US 11,941,706 B2
Machine learning system for summarizing tax documents with non-structured portions
Geralyn R. Hurd, Chicago, IL (US); Nathaniel J. Jones, Grand Rapids, MI (US); Camron Momeni, Chicago, IL (US); and Justin A. Bass, Chicago, IL (US)
Assigned to K1X, Inc., Chicago, IL (US)
Filed by K1X, Inc., Chicago, IL (US)
Filed on Sep. 16, 2019, as Appl. No. 16/571,775.
Prior Publication US 2021/0082062 A1, Mar. 18, 2021
Int. Cl. G06Q 30/00 (2023.01); G06N 20/00 (2019.01); G06Q 40/12 (2023.01); G06V 30/19 (2022.01); G06V 30/412 (2022.01); G06V 30/10 (2022.01)

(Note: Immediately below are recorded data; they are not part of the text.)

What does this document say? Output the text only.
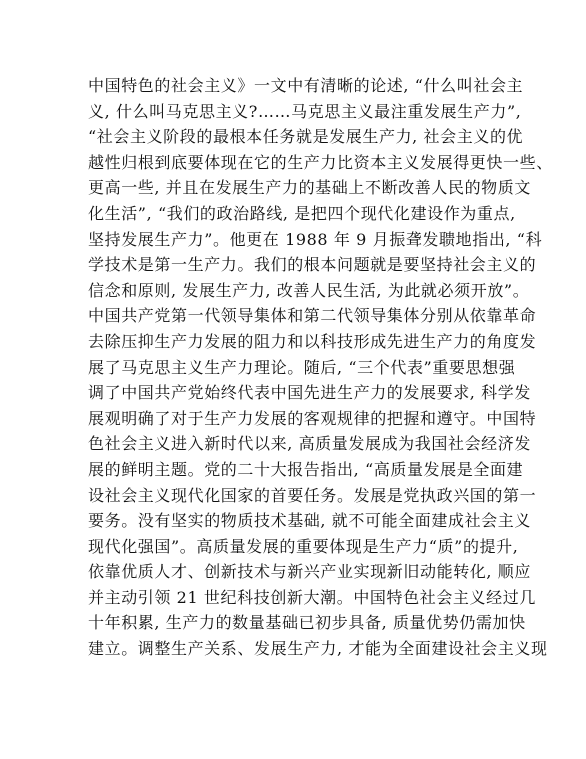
中国特色的社会主义》一文中有清晰的论述, “什么叫社会主
义, 什么叫马克思主义?……马克思主义最注重发展生产力”,
“社会主义阶段的最根本任务就是发展生产力, 社会主义的优
越性归根到底要体现在它的生产力比资本主义发展得更快一些、
更高一些, 并且在发展生产力的基础上不断改善人民的物质文
化生活”, “我们的政治路线, 是把四个现代化建设作为重点,
坚持发展生产力”。他更在 1988 年 9 月振聋发聩地指出, “科
学技术是第一生产力。我们的根本问题就是要坚持社会主义的
信念和原则, 发展生产力, 改善人民生活, 为此就必须开放”。
中国共产党第一代领导集体和第二代领导集体分别从依靠革命
去除压抑生产力发展的阻力和以科技形成先进生产力的角度发
展了马克思主义生产力理论。随后, “三个代表”重要思想强
调了中国共产党始终代表中国先进生产力的发展要求, 科学发
展观明确了对于生产力发展的客观规律的把握和遵守。中国特
色社会主义进入新时代以来, 高质量发展成为我国社会经济发
展的鲜明主题。党的二十大报告指出, “高质量发展是全面建
设社会主义现代化国家的首要任务。发展是党执政兴国的第一
要务。没有坚实的物质技术基础, 就不可能全面建成社会主义
现代化强国”。高质量发展的重要体现是生产力“质”的提升,
依靠优质人才、创新技术与新兴产业实现新旧动能转化, 顺应
并主动引领 21 世纪科技创新大潮。中国特色社会主义经过几
十年积累, 生产力的数量基础已初步具备, 质量优势仍需加快
建立。调整生产关系、发展生产力, 才能为全面建设社会主义现
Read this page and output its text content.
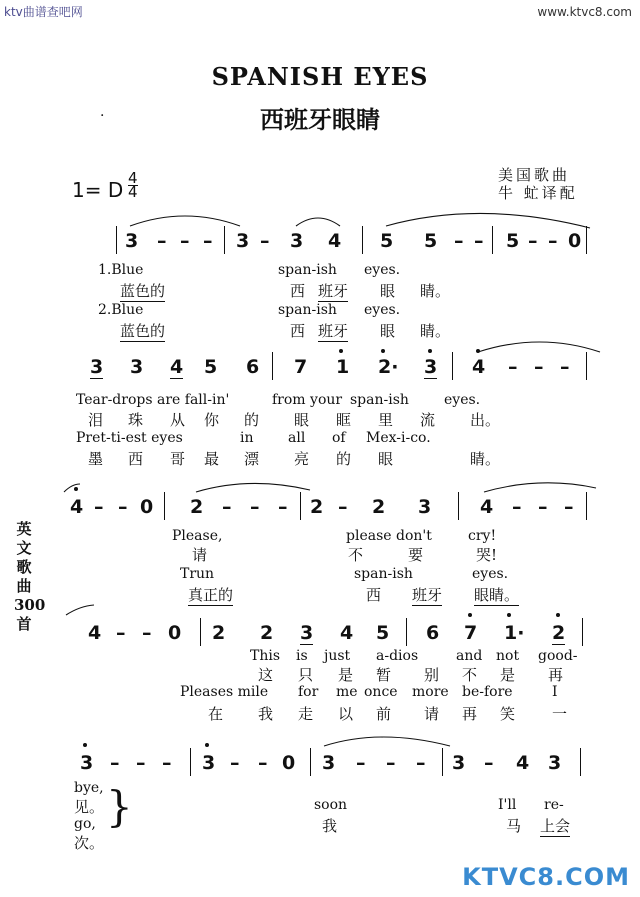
ktv曲谱查吧网	www.ktvc8.com
SPANISH EYES
西班牙眼睛
·
1= D 4
4
美国歌曲
牛 虻译配
英文歌曲300首
3 – – – 3 – 3 4 5 5 – – 5 – – 0
1.Blue	span-ish eyes.
蓝色的	西 班牙 眼 睛。
2.Blue	span-ish eyes.
蓝色的	西 班牙 眼 睛。
3 3 4 5 6 7 1 2· 3 4 – – –
Tear-drops are fall-in'	from your span-ish	eyes.
泪 珠 从 你 的 眼 眶 里 流 出。
Pret-ti-est eyes	in all of Mex-i-co.
墨 西 哥 最 漂 亮 的 眼	睛。
4 – – 0 2 – – – 2 – 2 3	4 – – –
Please,	please don't	cry!
请	不	要	哭!
Trun	span-ish	eyes.
真正的	西 班牙 眼睛。
4 – – 0 2 2 3 4 5 6 7 1· 2
This is just a-dios	and not good-
这 只 是 暂 别 不 是 再
Pleases mile for me once more be-fore	I
在 我 走 以 前 请 再 笑 一
3 – – – 3 – – 0 3 – – – 3 – 4 3
bye,
soon	I'll re-
见。
马 上会
go,	我
次。
}
KTVC8.COM
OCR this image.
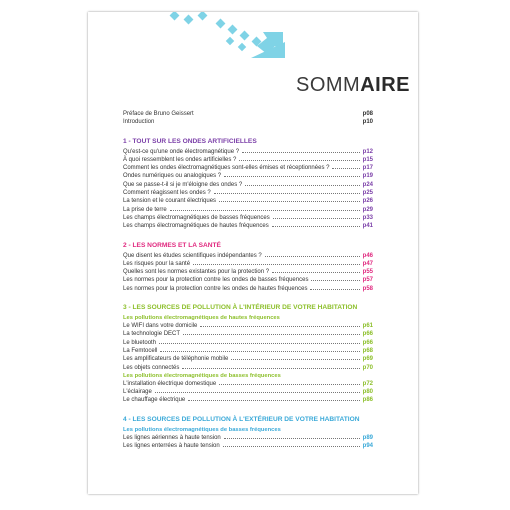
SOMMAIRE
Préface de Bruno Geissert	p08
Introduction	p10
1 - TOUT SUR LES ONDES ARTIFICIELLES
Qu'est-ce qu'une onde électromagnétique ?	p12
À quoi ressemblent les ondes artificielles ?	p15
Comment les ondes électromagnétiques sont-elles émises et réceptionnées ?	p17
Ondes numériques ou analogiques ?	p19
Que se passe-t-il si je m'éloigne des ondes ?	p24
Comment réagissent les ondes ?	p25
La tension et le courant électriques	p26
La prise de terre	p29
Les champs électromagnétiques de basses fréquences	p33
Les champs électromagnétiques de hautes fréquences	p41
2 - LES NORMES ET LA SANTÉ
Que disent les études scientifiques indépendantes ?	p46
Les risques pour la santé	p47
Quelles sont les normes existantes pour la protection ?	p55
Les normes pour la protection contre les ondes de basses fréquences	p57
Les normes pour la protection contre les ondes de hautes fréquences	p58
3 - LES SOURCES DE POLLUTION À L'INTÉRIEUR DE VOTRE HABITATION
Les pollutions électromagnétiques de hautes fréquences
Le WIFI dans votre domicile	p61
La technologie DECT	p66
Le bluetooth	p66
La Femtocell	p68
Les amplificateurs de téléphonie mobile	p69
Les objets connectés	p70
Les pollutions électromagnétiques de basses fréquences
L'installation électrique domestique	p72
L'éclairage	p80
Le chauffage électrique	p86
4 - LES SOURCES DE POLLUTION À L'EXTÉRIEUR DE VOTRE HABITATION
Les pollutions électromagnétiques de basses fréquences
Les lignes aériennes à haute tension	p89
Les lignes enterrées à haute tension	p94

CPC G06Q 40/123 (2013.12) [G06N 20/00 (2019.01); G06V 30/19167 (2022.01); G06V 30/19173 (2022.01); G06V 30/412 (2022.01); G06V 30/10 (2022.01)] 16 Claims
OG exemplary drawing
 
12. A method for summarizing tax documents that include an unstructured portion, the method comprising:
receiving a tax document that includes a structured facepage portion and an unstructured free form whitepaper portion;
identifying which portion of the tax document is the structured facepage portion and which portion is the unstructured whitepaper portion;
extracting a plurality of structured data elements from the structured facepage portion;
extracting, using a machine learning model, a plurality of unstructured data elements from the unstructured free form whitepaper portion, wherein the machine learning model is configured to target extraction of specific data elements from the unstructured free form whitepaper portion related to one or more of state apportionment, unrelated business taxable income(“UBTI”) data, and/or foreign disclosures from the whitepaper portion of the tax document;
generating, using a machine learning model, a confidence level associated with each extracted unstructured data element, wherein the confidence level represents a prediction on how likely the extracted unstructured data element was accurately extracted;
generating a document in an electronic interchange format that represents: (i) the plurality of extracted structured data elements from the structured facepage portion; (ii) the plurality of extracted unstructured data elements from the unstructured whitepaper portion; and (iii) the confidence level associated with each of the plurality of extracted unstructured data elements;
establishing a confidence level threshold and flag any extracted unstructured data elements with an associated confidence level below the confidence level threshold, wherein the confidence level threshold is user-adjustable;
adjusting one or more parameters of the machine learning model by: (i) training and/or re-training the machine learning model based on historical data extractions; (ii) generating, based on the training or re-training, a proposed threshold confidence level as to whether extracted data elements were correctly extracted; (iii) determining whether a user would like to adjust the confidence level; and (iv) adjusting the confidence level to a user-selected threshold level; and
wherein the plurality of extracted unstructured data elements in the electronic interchange format are organized into a data schema with: (1) one or more top-level fields including a form year, an entity name, an investor name or a filing date; (2) an array of data corresponding to one or more parts of the tax document; and (3) additional extracted fields including (a) state apportionment data, (b) unrelated business taxable income(“UBTI”) data, and/or (c) foreign disclosures data.